Por conta da suposta mudança de ideia, Wagner Cruz não receberia a comissão prevista pela transferência do goleiro ao exterior. Por isso, o empresário teria sido incluído na negociação pela renovação com o Cruzeiro e recebido os R$ 750 mil mesmo sem representar Fábio.

“Foram ouvidos outros empresários do mundo do futebol, que negaram veementemente a possibilidade disso acontecer, afirmando que isso era algo impraticável. Não nos foi apresentado sequer uma mensagem de WhatsApp, e-mail, comprovando essa proposta. O goleiro negou veementemente que tenha aceitado a proposta e voltado atrás”, disse o delegado Gustavo Xavier.

“Ou seja, tendo a contradição, conseguimos concluir que há indícios de que essa pessoa (Wagner Cruz) foi inserida no negócio da renovação do goleiro para gerar um crédito de 750 mil em relação ao Cruzeiro. Depois, esse valor foi repassado a um ex-dirigente do Cruzeiro”, completou.

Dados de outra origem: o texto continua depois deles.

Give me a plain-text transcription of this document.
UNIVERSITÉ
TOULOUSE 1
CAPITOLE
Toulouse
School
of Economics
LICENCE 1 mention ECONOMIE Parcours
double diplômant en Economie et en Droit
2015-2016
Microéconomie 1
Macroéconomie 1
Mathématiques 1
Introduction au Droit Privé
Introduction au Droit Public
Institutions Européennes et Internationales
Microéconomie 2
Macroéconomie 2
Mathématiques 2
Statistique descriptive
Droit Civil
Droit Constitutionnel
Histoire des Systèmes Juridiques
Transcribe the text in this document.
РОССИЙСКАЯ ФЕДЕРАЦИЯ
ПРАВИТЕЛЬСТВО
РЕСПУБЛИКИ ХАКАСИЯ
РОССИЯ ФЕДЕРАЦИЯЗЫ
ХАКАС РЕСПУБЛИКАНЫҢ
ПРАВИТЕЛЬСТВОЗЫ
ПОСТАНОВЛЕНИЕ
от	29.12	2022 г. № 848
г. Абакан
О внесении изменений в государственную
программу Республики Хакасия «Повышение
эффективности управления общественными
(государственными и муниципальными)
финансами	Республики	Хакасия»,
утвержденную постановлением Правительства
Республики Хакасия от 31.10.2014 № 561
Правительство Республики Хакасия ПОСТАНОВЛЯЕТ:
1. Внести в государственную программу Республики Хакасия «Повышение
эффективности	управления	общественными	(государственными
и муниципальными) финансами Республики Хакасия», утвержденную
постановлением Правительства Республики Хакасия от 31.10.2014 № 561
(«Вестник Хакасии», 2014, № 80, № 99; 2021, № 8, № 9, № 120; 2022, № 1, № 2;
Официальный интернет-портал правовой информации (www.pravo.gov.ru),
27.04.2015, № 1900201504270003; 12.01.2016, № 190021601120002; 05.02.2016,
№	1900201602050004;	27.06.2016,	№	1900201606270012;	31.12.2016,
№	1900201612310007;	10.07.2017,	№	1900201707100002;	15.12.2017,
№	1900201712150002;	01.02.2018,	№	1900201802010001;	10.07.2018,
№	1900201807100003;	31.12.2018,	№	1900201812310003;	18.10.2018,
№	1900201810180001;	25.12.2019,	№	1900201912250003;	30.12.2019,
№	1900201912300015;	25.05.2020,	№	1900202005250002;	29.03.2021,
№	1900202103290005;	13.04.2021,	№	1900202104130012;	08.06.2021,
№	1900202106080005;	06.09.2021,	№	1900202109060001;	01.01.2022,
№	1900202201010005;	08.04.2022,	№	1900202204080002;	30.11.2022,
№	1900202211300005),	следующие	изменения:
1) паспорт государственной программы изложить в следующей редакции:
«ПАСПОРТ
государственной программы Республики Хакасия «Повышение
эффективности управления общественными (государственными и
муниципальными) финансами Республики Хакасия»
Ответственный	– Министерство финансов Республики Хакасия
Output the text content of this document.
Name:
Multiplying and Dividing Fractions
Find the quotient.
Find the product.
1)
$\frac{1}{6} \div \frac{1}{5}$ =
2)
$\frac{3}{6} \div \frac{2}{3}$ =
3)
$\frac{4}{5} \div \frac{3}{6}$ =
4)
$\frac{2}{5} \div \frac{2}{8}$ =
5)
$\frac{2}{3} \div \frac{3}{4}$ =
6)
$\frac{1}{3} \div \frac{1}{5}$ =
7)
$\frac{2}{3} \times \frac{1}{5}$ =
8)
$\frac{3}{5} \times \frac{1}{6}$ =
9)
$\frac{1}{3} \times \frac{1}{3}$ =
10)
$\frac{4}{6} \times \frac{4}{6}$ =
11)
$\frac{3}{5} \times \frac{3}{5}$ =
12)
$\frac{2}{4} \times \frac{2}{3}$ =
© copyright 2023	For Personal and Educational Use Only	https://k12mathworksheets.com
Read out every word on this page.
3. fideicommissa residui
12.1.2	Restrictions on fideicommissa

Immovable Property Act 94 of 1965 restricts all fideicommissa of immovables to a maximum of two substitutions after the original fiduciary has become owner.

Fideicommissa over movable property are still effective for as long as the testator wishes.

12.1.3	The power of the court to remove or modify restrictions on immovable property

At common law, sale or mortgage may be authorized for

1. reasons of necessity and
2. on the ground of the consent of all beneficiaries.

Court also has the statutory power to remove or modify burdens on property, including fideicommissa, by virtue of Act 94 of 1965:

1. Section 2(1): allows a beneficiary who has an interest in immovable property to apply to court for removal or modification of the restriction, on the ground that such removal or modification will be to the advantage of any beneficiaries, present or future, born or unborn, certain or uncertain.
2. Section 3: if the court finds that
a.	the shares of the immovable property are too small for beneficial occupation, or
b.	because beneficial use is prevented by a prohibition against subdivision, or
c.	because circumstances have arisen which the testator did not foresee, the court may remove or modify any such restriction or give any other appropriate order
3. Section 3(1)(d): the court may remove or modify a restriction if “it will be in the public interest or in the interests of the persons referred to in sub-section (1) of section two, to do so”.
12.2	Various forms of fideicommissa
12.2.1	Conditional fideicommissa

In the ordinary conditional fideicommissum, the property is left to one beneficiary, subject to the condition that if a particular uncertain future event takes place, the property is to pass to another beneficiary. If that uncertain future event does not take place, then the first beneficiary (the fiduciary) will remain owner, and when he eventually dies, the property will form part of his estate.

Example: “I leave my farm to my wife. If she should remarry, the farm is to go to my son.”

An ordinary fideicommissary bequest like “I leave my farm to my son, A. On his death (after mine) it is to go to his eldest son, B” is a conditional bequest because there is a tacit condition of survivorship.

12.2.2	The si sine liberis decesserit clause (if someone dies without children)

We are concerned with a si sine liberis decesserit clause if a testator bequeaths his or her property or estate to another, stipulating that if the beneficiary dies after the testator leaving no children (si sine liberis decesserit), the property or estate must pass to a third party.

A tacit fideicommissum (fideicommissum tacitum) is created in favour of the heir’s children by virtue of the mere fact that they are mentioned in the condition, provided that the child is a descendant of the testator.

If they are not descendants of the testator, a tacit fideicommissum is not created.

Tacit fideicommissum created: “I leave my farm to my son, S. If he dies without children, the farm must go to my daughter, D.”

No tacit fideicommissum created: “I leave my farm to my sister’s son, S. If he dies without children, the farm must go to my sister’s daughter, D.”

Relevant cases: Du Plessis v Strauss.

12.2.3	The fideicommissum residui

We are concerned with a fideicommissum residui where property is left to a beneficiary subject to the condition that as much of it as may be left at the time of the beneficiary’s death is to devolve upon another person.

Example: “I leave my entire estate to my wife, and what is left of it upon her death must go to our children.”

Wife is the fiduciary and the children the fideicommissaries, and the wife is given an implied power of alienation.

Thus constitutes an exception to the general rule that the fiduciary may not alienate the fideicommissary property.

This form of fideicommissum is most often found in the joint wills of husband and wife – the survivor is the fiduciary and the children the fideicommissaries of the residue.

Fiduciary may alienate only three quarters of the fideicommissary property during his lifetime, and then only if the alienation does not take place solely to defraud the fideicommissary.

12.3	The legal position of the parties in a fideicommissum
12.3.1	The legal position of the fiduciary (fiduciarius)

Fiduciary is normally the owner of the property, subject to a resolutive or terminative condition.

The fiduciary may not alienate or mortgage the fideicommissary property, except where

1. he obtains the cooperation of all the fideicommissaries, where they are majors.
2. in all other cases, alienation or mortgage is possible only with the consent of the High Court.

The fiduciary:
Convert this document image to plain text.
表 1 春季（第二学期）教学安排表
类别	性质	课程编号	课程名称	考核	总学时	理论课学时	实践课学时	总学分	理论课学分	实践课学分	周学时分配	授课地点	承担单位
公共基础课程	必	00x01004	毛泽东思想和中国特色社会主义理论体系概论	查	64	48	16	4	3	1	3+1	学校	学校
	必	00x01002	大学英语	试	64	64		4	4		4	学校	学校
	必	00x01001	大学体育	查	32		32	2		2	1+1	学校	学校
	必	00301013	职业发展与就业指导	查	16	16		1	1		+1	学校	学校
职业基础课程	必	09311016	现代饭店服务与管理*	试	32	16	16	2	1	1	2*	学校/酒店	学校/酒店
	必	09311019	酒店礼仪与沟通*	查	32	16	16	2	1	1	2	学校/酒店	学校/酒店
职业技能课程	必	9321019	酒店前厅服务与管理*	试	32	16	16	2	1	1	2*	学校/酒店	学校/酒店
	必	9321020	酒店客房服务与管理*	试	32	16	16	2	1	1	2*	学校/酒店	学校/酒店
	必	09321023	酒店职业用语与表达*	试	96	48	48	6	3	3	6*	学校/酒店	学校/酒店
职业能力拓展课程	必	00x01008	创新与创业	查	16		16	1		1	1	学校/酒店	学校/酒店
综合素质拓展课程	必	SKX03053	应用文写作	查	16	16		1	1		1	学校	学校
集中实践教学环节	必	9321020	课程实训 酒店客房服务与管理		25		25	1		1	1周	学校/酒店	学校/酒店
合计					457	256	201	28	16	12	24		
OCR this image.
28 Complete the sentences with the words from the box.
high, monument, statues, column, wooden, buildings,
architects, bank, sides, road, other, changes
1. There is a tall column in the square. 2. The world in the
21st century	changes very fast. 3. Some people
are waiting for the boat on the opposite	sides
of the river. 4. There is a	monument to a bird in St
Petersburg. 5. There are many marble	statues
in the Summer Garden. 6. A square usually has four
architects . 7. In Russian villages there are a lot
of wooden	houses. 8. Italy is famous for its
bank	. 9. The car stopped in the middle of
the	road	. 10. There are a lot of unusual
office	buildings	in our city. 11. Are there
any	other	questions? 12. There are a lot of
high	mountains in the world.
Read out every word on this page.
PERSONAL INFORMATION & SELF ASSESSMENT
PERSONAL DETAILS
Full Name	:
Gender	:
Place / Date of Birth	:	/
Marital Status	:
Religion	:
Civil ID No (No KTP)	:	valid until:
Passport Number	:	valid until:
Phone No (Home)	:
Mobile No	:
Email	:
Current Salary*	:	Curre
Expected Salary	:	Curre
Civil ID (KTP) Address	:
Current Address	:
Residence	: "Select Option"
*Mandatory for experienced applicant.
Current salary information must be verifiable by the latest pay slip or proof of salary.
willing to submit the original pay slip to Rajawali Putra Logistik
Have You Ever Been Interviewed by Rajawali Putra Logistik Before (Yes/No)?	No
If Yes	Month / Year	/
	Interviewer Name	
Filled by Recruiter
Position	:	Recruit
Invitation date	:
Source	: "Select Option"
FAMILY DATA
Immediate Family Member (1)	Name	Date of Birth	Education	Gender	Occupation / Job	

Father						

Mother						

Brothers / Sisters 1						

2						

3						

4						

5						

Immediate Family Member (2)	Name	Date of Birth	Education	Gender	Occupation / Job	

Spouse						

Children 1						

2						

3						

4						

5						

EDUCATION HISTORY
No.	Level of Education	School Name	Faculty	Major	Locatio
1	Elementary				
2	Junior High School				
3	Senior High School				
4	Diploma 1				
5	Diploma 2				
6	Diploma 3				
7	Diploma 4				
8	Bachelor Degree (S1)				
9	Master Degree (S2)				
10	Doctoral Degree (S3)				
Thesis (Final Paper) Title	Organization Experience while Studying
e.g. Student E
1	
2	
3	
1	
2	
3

5 - Pagamento retroativo a Itair Machado


Outro caso investigado pela Polícia Civil foi o pagamento retroativo de salários a Itair Machado referentes aos meses de outubro, novembro e dezembro de 2017, no valor de R$ 450 mil. Oficialmente, porém, o ex-dirigente só assumiu o cargo de vice-presidente de futebol do Cruzeiro em janeiro de 2018, quando se iniciou o mandato de Wagner Pires de Sá.
 
 

“O então presidente do Cruzeiro (Gilvan de Pinho Tavares) informou que não realizou a contratação desse dirigente (Itair Machado) e que, portanto, não seriam devidos valores a ele por serviços prestados naquela época”, explicou o delegado Domiciano Monteiro.

6 - Pagamentos de advogados particulares


O último tópico apresentado pelos porta-vozes da Polícia Civil foi sobre a utilização de recursos do Cruzeiro para o pagamento de advogados que atuaram para defender interesses particulares de dois ex-dirigentes.
 
  

A administração

 
O mandato do economista Wagner Pires de Sá arruinou as finanças do Cruzeiro e mergulhou o time na Série B do Campeonato Brasileiro. Relatório da Moore Stephens Consulting News Auditores Independentes publicado em 20 de maio apresentou déficits na instituição de R$ 73,3 milhões, em 2018, e R$ 394,1 milhões, em 2020.
 
Ou seja, com o ex-presidente, o clube acumulou mais de R$ 467 milhões “no vermelho” e atingiu dívida de R$ 803 milhões, impagável em curto prazo. Em um efeito cascata, o Núcleo Dirigente Transitório, que geriu o clube no primeiro semestre deste ano, projetou déficit de R$ 143 milhões em 2020, o que pode fazer o passivo alcançar R$ 946 milhões no balanço a ser publicado em 2021.
 
Além da chance de responderem por crimes, Wagner, Serginho e Itair podem ser definitivamente banidos do Cruzeiro. Na última sexta-feira, o presidente Sérgio Santos Rodrigues protocolou as petições para excluir os dois primeiros do Conselho Deliberativo e o último da lista de associados.
 
Entre os vários argumentos apresentados estão os contratos com jogadores e intermediários lesivos ao clube, a “avalanche” de ações trabalhistas devido a atrasos salariais, o uso de cartões corporativos para fins pessoais e a perda do parcelamento da dívida fiscal com o Governo, de R$ 330 milhões, por meio do Profut.
 
Em meio à crise financeira, administrativa e institucional, o Cruzeiro pagou caro em campo pela má gestão. Em 2019, o time foi rebaixado pela primeira vez à Série B do Campeonato Brasileiro.